The fish will be back in their same tank with their
same water and hopefully won't be too stressed by all
this.

========================================
For lighting on-the-cheap for a freshwater planted
tank, I've had very good luck with plain old el-cheapo
48" shoplight flourescent fixtures. These are the
type that hold 2 conventional flourescent 48" tubes
(not compacts or hi-brightness types, which are
expensive).
These fixtures go for $10 all the time. I lay one
down right on top of the glass tank top and they work
great. Don't use these over open water! You want a
full flat glass top for your tank. All-Glass and
Oceanic (now the same company) always have optional
flat-glass tops available for their tanks and I
recommend them over the cheap plastic types. These
fixtures don't make much heat, so you can spray paint
them black or gray or brown so they are less ugly.

I use 40-watt Triton tubes in them, which cost more
(about $25 each for a 48" tube), but they last a LONG
time, make a good spectrum for plants, and don't lose
their brightness over time the way normal flourescents
do.

Using this method, I have 120 watts of light (the
original 48" tube plus 2 in the shoplight) over a
75-gallon 4 foot tank, and the plants do well in
there.
I could ditch the original tube head and just use 2
shoplights to get 160 watts if I really wanted to, but
I don't need it.
posted by ZenMasterThis at 8:44 AM on September 29, 2006 [4 favorites]


I kept a brackish tank in high school pretty well with a 20 gallon tank, limited allowance, and pre-Internet information. The fish were interesting and fun to watch.

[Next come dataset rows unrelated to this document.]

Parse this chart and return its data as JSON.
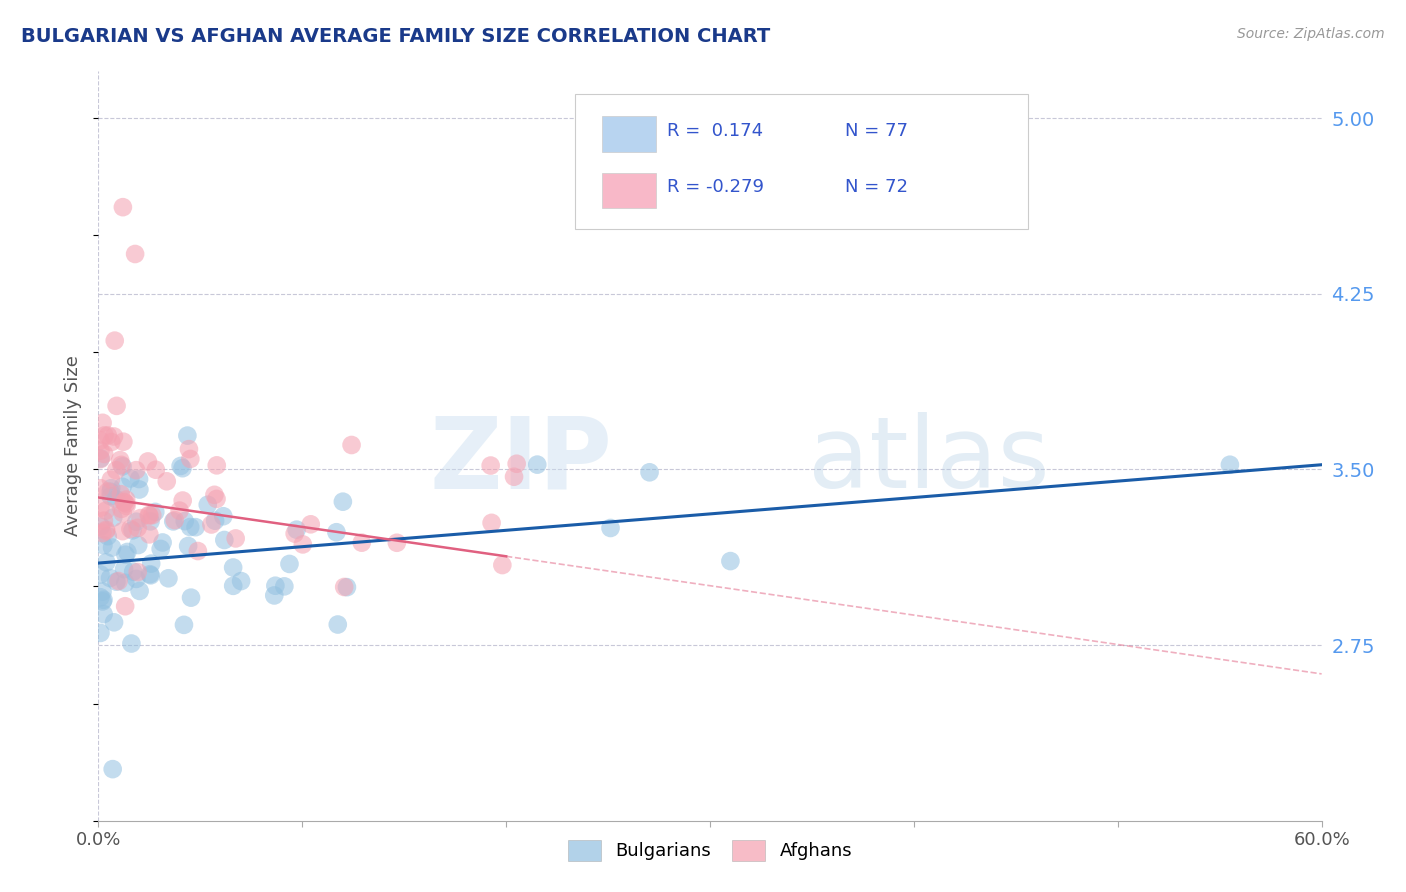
{
  "title": "BULGARIAN VS AFGHAN AVERAGE FAMILY SIZE CORRELATION CHART",
  "source_text": "Source: ZipAtlas.com",
  "ylabel": "Average Family Size",
  "watermark_zip": "ZIP",
  "watermark_atlas": "atlas",
  "xlim": [
    0.0,
    0.6
  ],
  "ylim": [
    2.0,
    5.2
  ],
  "yticks": [
    2.75,
    3.5,
    4.25,
    5.0
  ],
  "xticks": [
    0.0,
    0.6
  ],
  "xtick_labels": [
    "0.0%",
    "60.0%"
  ],
  "bulgarian_color": "#92c0e0",
  "afghan_color": "#f4a0b0",
  "trend_bulgarian_color": "#1a5ca8",
  "trend_afghan_color": "#e06080",
  "grid_color": "#c8c8d8",
  "background_color": "#ffffff",
  "title_color": "#1a3a8a",
  "right_label_color": "#5599ee",
  "legend_text_color": "#3355cc",
  "legend_r_color": "#3355cc",
  "bul_legend_box_color": "#b8d4f0",
  "afg_legend_box_color": "#f8b8c8",
  "seed": 99
}
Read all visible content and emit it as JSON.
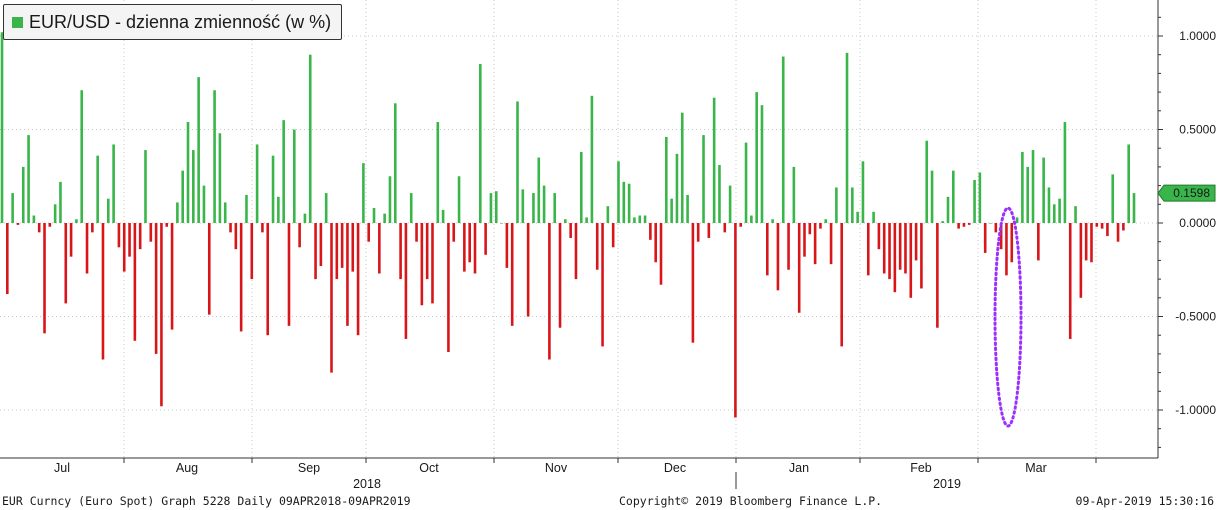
{
  "chart_data": {
    "type": "bar",
    "title": "EUR/USD - dzienna zmienność (w %)",
    "series": [
      {
        "name": "EUR/USD - dzienna zmienność (w %)"
      }
    ],
    "values": [
      1.02,
      -0.38,
      0.16,
      -0.01,
      0.3,
      0.47,
      0.04,
      -0.05,
      -0.59,
      -0.02,
      0.1,
      0.22,
      -0.43,
      -0.18,
      0.02,
      0.71,
      -0.27,
      -0.05,
      0.36,
      -0.73,
      0.13,
      0.42,
      -0.13,
      -0.26,
      -0.18,
      -0.63,
      -0.14,
      0.39,
      -0.1,
      -0.7,
      -0.98,
      -0.02,
      -0.57,
      0.11,
      0.28,
      0.54,
      0.39,
      0.78,
      0.2,
      -0.49,
      0.71,
      0.48,
      0.11,
      -0.05,
      -0.14,
      -0.58,
      0.15,
      -0.3,
      0.42,
      -0.05,
      -0.6,
      0.36,
      0.14,
      0.55,
      -0.55,
      0.5,
      -0.13,
      0.05,
      0.9,
      -0.3,
      -0.23,
      0.16,
      -0.8,
      -0.3,
      -0.24,
      -0.55,
      -0.26,
      -0.6,
      0.32,
      -0.1,
      0.08,
      -0.27,
      0.05,
      0.25,
      0.64,
      -0.3,
      -0.62,
      0.16,
      -0.1,
      -0.44,
      -0.3,
      -0.43,
      0.54,
      0.07,
      -0.69,
      -0.1,
      0.25,
      -0.26,
      -0.21,
      -0.27,
      0.85,
      -0.17,
      0.16,
      0.17,
      0.0,
      -0.24,
      -0.55,
      0.65,
      0.18,
      -0.5,
      0.16,
      0.35,
      0.2,
      -0.73,
      0.16,
      -0.56,
      0.02,
      -0.08,
      -0.3,
      0.38,
      0.03,
      0.68,
      -0.25,
      -0.66,
      0.09,
      -0.13,
      0.33,
      0.22,
      0.21,
      0.03,
      0.04,
      0.04,
      -0.09,
      -0.21,
      -0.33,
      0.46,
      0.13,
      0.37,
      0.59,
      0.15,
      -0.64,
      -0.1,
      0.47,
      -0.08,
      0.67,
      0.31,
      -0.05,
      0.2,
      -1.04,
      -0.02,
      0.43,
      0.04,
      0.7,
      0.63,
      -0.28,
      0.02,
      -0.36,
      0.89,
      -0.25,
      0.3,
      -0.48,
      -0.18,
      -0.06,
      -0.22,
      -0.03,
      0.02,
      -0.22,
      0.19,
      -0.66,
      0.91,
      0.19,
      0.06,
      0.33,
      -0.28,
      0.06,
      -0.14,
      -0.27,
      -0.3,
      -0.37,
      -0.25,
      -0.27,
      -0.4,
      -0.2,
      -0.35,
      0.44,
      0.28,
      -0.56,
      0.01,
      0.14,
      0.28,
      -0.03,
      -0.02,
      -0.01,
      0.23,
      0.27,
      -0.16,
      0.0,
      -0.05,
      -0.14,
      -0.28,
      -0.21,
      0.03,
      0.38,
      0.3,
      0.39,
      -0.2,
      0.35,
      0.19,
      0.1,
      0.13,
      0.54,
      -0.62,
      0.09,
      -0.4,
      -0.2,
      -0.21,
      -0.02,
      -0.03,
      -0.07,
      0.26,
      -0.1,
      -0.04,
      0.42,
      0.16
    ],
    "colors": {
      "positive": "#39b54a",
      "negative": "#d8161a"
    },
    "ylim": [
      -1.25,
      1.18
    ],
    "yticks": [
      {
        "value": 1.0,
        "label": "1.0000"
      },
      {
        "value": 0.5,
        "label": "0.5000"
      },
      {
        "value": 0.0,
        "label": "0.0000"
      },
      {
        "value": -0.5,
        "label": "-0.5000"
      },
      {
        "value": -1.0,
        "label": "-1.0000"
      }
    ],
    "last_value": {
      "value": 0.1598,
      "label": "0.1598",
      "color": "#39b54a"
    },
    "months": [
      "Jul",
      "Aug",
      "Sep",
      "Oct",
      "Nov",
      "Dec",
      "Jan",
      "Feb",
      "Mar"
    ],
    "years": [
      "2018",
      "2019"
    ],
    "annotation": {
      "type": "dotted-ellipse",
      "color": "#9b30ff",
      "period": "Feb–Mar 2019"
    }
  },
  "footer": {
    "left": "EUR Curncy (Euro Spot) Graph 5228  Daily 09APR2018-09APR2019",
    "center": "Copyright© 2019 Bloomberg Finance L.P.",
    "right": "09-Apr-2019 15:30:16"
  }
}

By comparison, my rich friend with a 50 gallon salt water tank killed fish after fish after fish, no matter how much technology he threw at the problem.
posted by nev at 9:22 AM on September 29, 2006


Salt water is finicky. We went for tough freshwater fish, and kept getting a bigger tank. Had a very large Oscar, and several territorial areas. Tuff included pleicos andj angelfish.
posted by dragonsi55 at 10:06 AM on September 29, 2006


In my experience, larger tanks are easier to keep up once the water chemistry is established, because the increased volume gives you more time to fix a problem before it kills your fish.

That being said, keep in mind that a 55 or 75 gallon tank weighs a lot. As a renter, this will limit your housing choices significantly- unless you have access to the blueprints (unlikely) and are certain that the structure can support the load, I wouldn't recommend anything bigger than a 29 gallon above the ground floor. (My own 55 gallon is in the basement.) Also, some landlords may be fine with a 12 or 29 gallon but less so with a 55 or 75 gallon- if it springs a leak while you are away, that's a lot of water to deal with.
posted by ambrosia at 1:01 PM on September 29, 2006


I kept 25 and 55 gallon freshwater tanks for a few years, but sold them when I moved coast to coast. My process for moving them locally was pretty simple... give away the fish to people with established tanks, and then start over at the new place :) It was just never worth the mad hassle to me to try and actually transport fish AND WATER, in the midst of packing, moving, and unpacking all my other belongings. I thought about it, and it was like the fish tank was going to have to be the absolute top priority item to move if I was going to bring the fish too. Just not worth it.